Il Vangelo in Salute, la Parola che Cura
27 Luglio 2025
Chiedere, cercare, bussare… Ma siamo ancora capaci di desiderare Dio con cuore malato di autosufficienza?
Nel Vangelo della XVII Domenica del Tempo Ordinario (Lc 11,1-13), troviamo i discepoli in un atteggiamento raro e fondamentale: non fanno domande teologiche, non cercano chiarimenti dottrinali, ma domandano qualcosa di profondamente umano e divino insieme: “Signore, insegnaci a pregare.” È una richiesta che nasce non da un vuoto di conoscenza, ma da una sete interiore. Hanno visto Gesù pregare. E se ne sono sentiti attratti, quasi contagiati.
In un tempo dove si moltiplicano le tecniche di rilassamento, di concentrazione e di meditazione, la preghiera cristiana rischia di essere relegata a formula antica, a devozione privata. Ma il Vangelo di oggi viene a curare una malattia spirituale che affligge credenti e non credenti: la convinzione di poter bastare a sé stessi. Gesù ci insegna invece che il cuore guarisce solo quando torna mendicante, quando si riconosce bisognoso, quando sa inginocchiarsi davanti al Padre.

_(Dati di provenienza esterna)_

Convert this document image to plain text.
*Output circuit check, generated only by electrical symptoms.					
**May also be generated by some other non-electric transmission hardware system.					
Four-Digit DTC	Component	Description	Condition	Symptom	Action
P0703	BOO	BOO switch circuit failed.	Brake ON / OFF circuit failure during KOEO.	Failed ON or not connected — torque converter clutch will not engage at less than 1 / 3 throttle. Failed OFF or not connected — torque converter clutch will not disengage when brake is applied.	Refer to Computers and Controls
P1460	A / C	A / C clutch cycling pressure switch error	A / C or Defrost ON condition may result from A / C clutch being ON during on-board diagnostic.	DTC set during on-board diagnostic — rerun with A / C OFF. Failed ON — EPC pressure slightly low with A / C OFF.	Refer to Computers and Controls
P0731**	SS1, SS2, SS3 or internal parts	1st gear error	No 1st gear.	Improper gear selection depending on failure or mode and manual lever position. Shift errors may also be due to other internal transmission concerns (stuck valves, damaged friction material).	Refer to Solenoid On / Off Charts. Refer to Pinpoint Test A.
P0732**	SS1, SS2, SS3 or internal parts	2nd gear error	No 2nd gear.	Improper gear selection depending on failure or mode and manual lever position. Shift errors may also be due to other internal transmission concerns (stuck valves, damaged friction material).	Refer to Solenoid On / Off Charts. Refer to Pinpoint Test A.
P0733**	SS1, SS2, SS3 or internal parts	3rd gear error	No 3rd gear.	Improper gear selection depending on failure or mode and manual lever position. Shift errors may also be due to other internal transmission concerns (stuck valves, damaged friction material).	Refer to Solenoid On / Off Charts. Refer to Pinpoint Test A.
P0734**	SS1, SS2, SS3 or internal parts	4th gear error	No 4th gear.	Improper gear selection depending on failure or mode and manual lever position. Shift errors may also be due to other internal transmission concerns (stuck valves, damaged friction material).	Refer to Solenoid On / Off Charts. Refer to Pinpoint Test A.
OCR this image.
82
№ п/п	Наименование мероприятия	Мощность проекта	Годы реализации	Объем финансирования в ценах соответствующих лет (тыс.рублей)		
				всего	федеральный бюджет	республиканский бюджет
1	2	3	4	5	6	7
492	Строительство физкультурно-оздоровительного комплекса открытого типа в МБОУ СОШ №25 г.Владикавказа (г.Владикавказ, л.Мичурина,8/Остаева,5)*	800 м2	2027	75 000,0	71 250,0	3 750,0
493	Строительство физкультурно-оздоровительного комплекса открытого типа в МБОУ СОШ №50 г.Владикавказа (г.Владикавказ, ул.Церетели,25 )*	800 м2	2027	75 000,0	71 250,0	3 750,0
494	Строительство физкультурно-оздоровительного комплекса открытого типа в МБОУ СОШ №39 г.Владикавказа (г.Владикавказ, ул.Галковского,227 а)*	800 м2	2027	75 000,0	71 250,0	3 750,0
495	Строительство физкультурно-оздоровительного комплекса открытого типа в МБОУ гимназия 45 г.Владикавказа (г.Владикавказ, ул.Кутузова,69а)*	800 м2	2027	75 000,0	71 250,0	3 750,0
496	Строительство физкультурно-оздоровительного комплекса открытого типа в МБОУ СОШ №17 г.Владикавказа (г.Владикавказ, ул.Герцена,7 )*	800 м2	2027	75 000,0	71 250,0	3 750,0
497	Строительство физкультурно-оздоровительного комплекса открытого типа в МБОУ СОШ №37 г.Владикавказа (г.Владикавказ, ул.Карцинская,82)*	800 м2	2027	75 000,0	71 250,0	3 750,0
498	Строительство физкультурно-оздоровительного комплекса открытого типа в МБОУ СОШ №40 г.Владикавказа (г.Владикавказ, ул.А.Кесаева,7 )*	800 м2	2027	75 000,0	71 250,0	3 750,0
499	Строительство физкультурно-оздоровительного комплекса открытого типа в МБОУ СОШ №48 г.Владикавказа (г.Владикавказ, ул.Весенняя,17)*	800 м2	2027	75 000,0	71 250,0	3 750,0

“Padre, sia santificato il tuo nome, venga il tuo regno…”: la preghiera che Gesù insegna è semplice, essenziale, radicale. Non è un elenco di richieste, ma una rieducazione del desiderio. Non parte da ciò che ci manca, ma da Chi ci manca. È la terapia della relazione: ci ricorda che non siamo soli, che Dio è Padre, che il suo nome è Santo, che il suo Regno è più importante dei nostri piccoli regni personali.
Ma non basta. Gesù aggiunge tre verbi che ci provocano e ci inquietano: chiedete, cercate, bussate. Non dice “aspettate”, non dice “rassegnatevi”. Invita a un movimento fiducioso, perseverante, ostinato. E lo fa con una parabola che quasi mette in imbarazzo: un amico importuno, che disturba nel cuore della notte. Sembra una caricatura della preghiera. Ma in realtà, è un insegnamento fortissimo: Dio non è disturbato dalla nostra insistenza, anzi, l’accoglie come segno di fiducia.
Questa è la cura: una preghiera che non si rassegna, un desiderio che non si spegne, una fede che osa bussare anche quando tutto sembra chiuso. E soprattutto: una certezza. “Il Padre vostro celeste darà lo Spirito Santo a quelli che glielo chiedono.” Dio non promette di esaudire ogni capriccio, ma di donare ciò che guarisce davvero: il suo Spirito, la sua Presenza, la sua forza.
In questa “Domenica di Tuttosanità”, il Vangelo ci offre una medicina decisiva per la salute dell’anima: la preghiera vera, che è dialogo, lotta, relazione, attesa, intimità. Non è magia. Non è formula. È fiducia. È osare rivolgersi a Dio come a un Padre che non si stanca mai di ascoltare.
La domanda allora è chiara, urgente, provocatoria: crediamo ancora che Dio possa guarire il nostro cuore? E soprattutto: abbiamo ancora il coraggio di chiedergli di entrare nelle nostre ferite più profonde?
La preghiera non cambia Dio, ma cambia noi. E quando il cuore si apre, anche il mondo può cominciare a guarire.